# Gewahrsein



## John Marcos

Hallo alle!

Wie wird das Wort Gewahrsein ins Spanische übersetzt?

John Marcos


----------



## starrynightrhone

Hallo John Marcos,

in welchem Kontext?


----------



## John Marcos

Gewahrsein wie awareness im Englischen.

Gewahrsein, dass dir Frieden inmitten all des Aufruhrs bringt!


----------



## Aurin

Das könntest du mit "conciencia" übersetzen.


----------



## John Marcos

Conciencia, ja, aber es gibt Bewusstsein und Gewahrsein wie auch conciousness and awareness.

Also, welche Alternative zu Conciencia gibt es?


Gibt es im Spanischen nichts mehr als "Conciencia".

Scheint mir sehr begrenzt, alles auf "Conciencia" zu belassen!


----------



## Aurin

*conciencia**. RAE*
(Del lat. _conscientĭa,_ y este calco del gr. συνείδησις).

*1. *f. Propiedad del espíritu humano de reconocerse en sus atributos esenciales y en todas las modificaciones que en sí mismo experimenta.
*2. *f. Conocimiento interior del bien y del mal.
*3. *f.
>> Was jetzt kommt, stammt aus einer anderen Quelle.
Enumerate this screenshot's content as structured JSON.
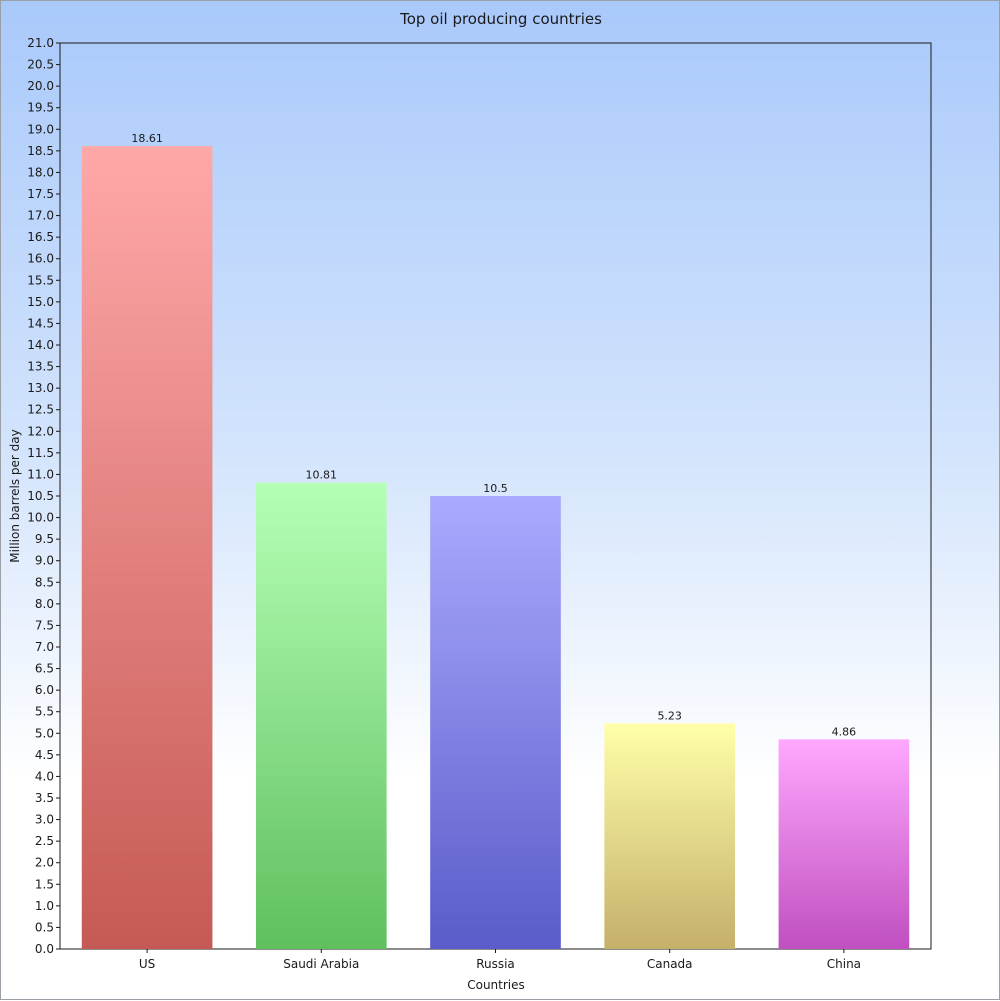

Conocimiento reflexivo de las cosas.
*4. *f. Actividad mental a la que solo puede tener acceso el propio sujeto.
*5. *f._ Psicol._ Acto psíquico por el que un sujeto se percibe a sí mismo en el mundo.

Conciencia hat eine umfassendere Bedeutung als Bewusstsein. Auch awareness kannst du mit Bewusstsein übersetzen. 
Mir fällt noch ein Verb ein: darse cuenta - gewahr werden
Es kann auch substantiviert werden: el darse cuenta


----------



## starrynightrhone

John Marcos said:


> Gewahrsein wie awareness im Englischen.
> 
> Gewahrsein, dass dir Frieden inmitten all des Aufruhrs bringt!


 

Es tut mir leid, aber ich verstehe diesen Satz nicht ganz.
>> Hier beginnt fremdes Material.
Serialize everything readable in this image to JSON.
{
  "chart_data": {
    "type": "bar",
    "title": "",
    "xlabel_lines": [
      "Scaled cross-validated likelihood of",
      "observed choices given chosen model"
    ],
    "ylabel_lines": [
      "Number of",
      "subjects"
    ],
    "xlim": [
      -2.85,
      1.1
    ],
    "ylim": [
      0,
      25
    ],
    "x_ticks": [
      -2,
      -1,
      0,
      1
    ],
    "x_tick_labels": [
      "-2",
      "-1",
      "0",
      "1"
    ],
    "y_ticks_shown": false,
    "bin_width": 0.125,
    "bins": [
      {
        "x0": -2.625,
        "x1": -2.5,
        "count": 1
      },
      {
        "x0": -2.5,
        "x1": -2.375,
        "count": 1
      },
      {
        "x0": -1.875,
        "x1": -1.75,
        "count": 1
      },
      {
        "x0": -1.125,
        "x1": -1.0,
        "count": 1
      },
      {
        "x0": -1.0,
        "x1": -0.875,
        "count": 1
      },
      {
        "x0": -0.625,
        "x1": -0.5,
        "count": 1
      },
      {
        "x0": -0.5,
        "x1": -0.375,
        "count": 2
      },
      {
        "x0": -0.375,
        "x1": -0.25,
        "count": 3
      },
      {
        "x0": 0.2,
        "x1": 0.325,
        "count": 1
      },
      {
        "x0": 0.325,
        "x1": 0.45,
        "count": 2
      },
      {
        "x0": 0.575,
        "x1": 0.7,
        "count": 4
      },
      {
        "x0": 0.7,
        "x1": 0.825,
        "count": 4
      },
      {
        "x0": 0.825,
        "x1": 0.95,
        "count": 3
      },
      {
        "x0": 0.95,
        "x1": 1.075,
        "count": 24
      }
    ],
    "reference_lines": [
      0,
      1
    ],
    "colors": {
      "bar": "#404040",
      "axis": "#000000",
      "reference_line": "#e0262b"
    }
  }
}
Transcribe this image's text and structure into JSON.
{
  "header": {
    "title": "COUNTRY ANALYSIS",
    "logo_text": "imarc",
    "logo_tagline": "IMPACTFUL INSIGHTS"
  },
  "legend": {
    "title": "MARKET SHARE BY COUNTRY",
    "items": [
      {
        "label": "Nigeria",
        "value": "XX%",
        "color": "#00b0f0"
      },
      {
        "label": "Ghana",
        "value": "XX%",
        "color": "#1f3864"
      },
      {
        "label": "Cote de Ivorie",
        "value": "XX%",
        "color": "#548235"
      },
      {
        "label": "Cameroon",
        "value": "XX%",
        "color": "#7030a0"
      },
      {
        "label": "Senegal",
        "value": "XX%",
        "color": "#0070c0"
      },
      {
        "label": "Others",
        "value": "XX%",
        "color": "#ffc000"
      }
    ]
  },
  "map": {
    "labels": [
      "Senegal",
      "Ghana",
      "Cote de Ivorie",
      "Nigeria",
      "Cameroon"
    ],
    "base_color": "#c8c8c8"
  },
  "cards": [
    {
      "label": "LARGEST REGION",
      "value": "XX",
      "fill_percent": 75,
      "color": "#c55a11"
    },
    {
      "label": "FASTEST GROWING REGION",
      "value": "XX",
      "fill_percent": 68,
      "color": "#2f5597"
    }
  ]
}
Meinst du, "Gewahrsein, das", also als Relativsatz, oder "Gewahrsein, dass"? In letzterem Fall fehlt im Nebensatz das Subjekt. Der erste Fall (mit Relativsatz) ist grammatikalisch richtig, ich kann mir allerdings keinen Kontext vorstellen, wo ich das sagen würde. 

Aurin, ist auch "cognición" möglich? 

"La cognición, que paz..." ?


----------



## Aurin

Hier habe ich ein Dokument gefunden, in dem "darse cuenta" mit awareness übersetzt wird (Seite 6):
Así , por ejemplo desde el punto de vista cognoscitivo se podría estudiar el “darse cuenta” (awareness) en el nivel instinctivo....


----------



## Aurin

starrynightrhone said:


> Es tut mir leid, aber ich verstehe diesen Satz nicht ganz.
> 
> Meinst du, "Gewahrsein, das", also als Relativsatz, oder "Gewahrsein, dass"? In letzterem Fall fehlt im Nebensatz das Subjekt. Der erste Fall (mit Relativsatz) ist grammatikalisch richtig, ich kann mir allerdings keinen Kontext vorstellen, wo ich das sagen würde.
> 
> Aurin, ist auch "cognición" möglich?
> 
> "La cognición, que paz..." ?


Mir geht es ähnlich, dass ich den Satz nicht ganz verstehe. Ich vermute, dass es ein Relativsatz sein soll. Auf jeden Fall wäre ein vollständiger Satz wichtig, um die beste Übersetzung zu finden.
Cognición und conocimiento könnten eventuell auch dienen.


----------



## John Marcos

*Freunde, ich fühle mich in guter Gemeinschaft!*

Bin hier neu, aber ALLE eure Antworten haben ihren "Thrill"! Schön!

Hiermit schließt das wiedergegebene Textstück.